We also determine that the second exception — interests of justice — does not warrant granting Mr. McDaniels relief from the firm-waiver rule. “We may grant relief from the firm waiver rule in the interests of justice, considering such factors as a pro se litigant’s effort to comply, the force and plausibility of his explanation for not complying and the importance of the issues raised.” Klein v. Harper, 111 F.3d 1144, 1147 (10th Cir.2015). Mr. McDaniels does not claim that he attempted to file an objection to the magistrate judge’s report and recommendation. Instead, hé relies on his objection to the district court’s order. ' See Aplt. Reply Br., Attach. 1. This is insufficient, so the first two factors weigh against Mr. McDaniels. 1

“[T]he interests of justice analysis ... is similar to reviewing for plain error.” Duffield v. Jackson, 545 F.3d 1234, 1238 (10th Cir.2008). A plain-error showing requires “(I)- error, (2) that is plain, which (3) affects substantial rights, and which (4) seriously affects the fairness, integrity, or public reputation of judicial proceedings.” *612 Id. (internal quotation marks omitted).

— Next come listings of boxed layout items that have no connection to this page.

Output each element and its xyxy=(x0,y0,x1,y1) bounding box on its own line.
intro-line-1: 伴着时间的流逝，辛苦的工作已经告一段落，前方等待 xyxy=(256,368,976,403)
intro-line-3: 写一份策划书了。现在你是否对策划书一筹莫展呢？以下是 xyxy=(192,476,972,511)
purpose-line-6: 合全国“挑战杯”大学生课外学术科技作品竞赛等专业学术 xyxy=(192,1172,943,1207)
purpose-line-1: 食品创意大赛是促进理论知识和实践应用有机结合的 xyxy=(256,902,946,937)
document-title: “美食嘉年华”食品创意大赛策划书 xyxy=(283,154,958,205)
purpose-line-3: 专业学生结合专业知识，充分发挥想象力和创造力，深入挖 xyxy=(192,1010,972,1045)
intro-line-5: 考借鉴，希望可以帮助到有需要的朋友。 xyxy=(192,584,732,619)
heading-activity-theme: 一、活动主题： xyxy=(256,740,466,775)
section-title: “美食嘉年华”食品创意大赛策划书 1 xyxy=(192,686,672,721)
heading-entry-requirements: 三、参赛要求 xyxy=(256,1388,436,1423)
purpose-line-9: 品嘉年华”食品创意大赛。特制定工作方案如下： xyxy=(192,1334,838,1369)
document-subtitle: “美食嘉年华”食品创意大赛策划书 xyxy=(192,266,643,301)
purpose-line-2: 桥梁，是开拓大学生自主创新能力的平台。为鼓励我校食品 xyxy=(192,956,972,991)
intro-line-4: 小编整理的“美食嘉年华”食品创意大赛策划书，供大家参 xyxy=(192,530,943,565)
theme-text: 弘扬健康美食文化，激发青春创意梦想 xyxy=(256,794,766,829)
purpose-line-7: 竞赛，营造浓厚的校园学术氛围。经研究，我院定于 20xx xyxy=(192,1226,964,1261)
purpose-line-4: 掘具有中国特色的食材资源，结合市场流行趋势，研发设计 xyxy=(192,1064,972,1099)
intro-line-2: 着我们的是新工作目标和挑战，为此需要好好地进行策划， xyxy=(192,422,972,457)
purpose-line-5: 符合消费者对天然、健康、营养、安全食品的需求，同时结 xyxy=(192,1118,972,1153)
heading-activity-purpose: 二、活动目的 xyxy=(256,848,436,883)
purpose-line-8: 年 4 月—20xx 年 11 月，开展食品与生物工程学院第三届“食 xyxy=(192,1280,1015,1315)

Mr. McDaniels has offered no argument or authority to refute the district court’s determination that “the Supreme Court has repeatedly held that ‘a private citizen lacks a judicially cognizable interest in the prosecution or nonprosecution of another.’ ” R. Vol. 1, at 275-76 (quoting Town of Castle Rock v. Gonzales, 545 U.S. 748, 767 n. 13, 125 S.Ct. 2796, 162 L.Ed.2d 658 (2005)).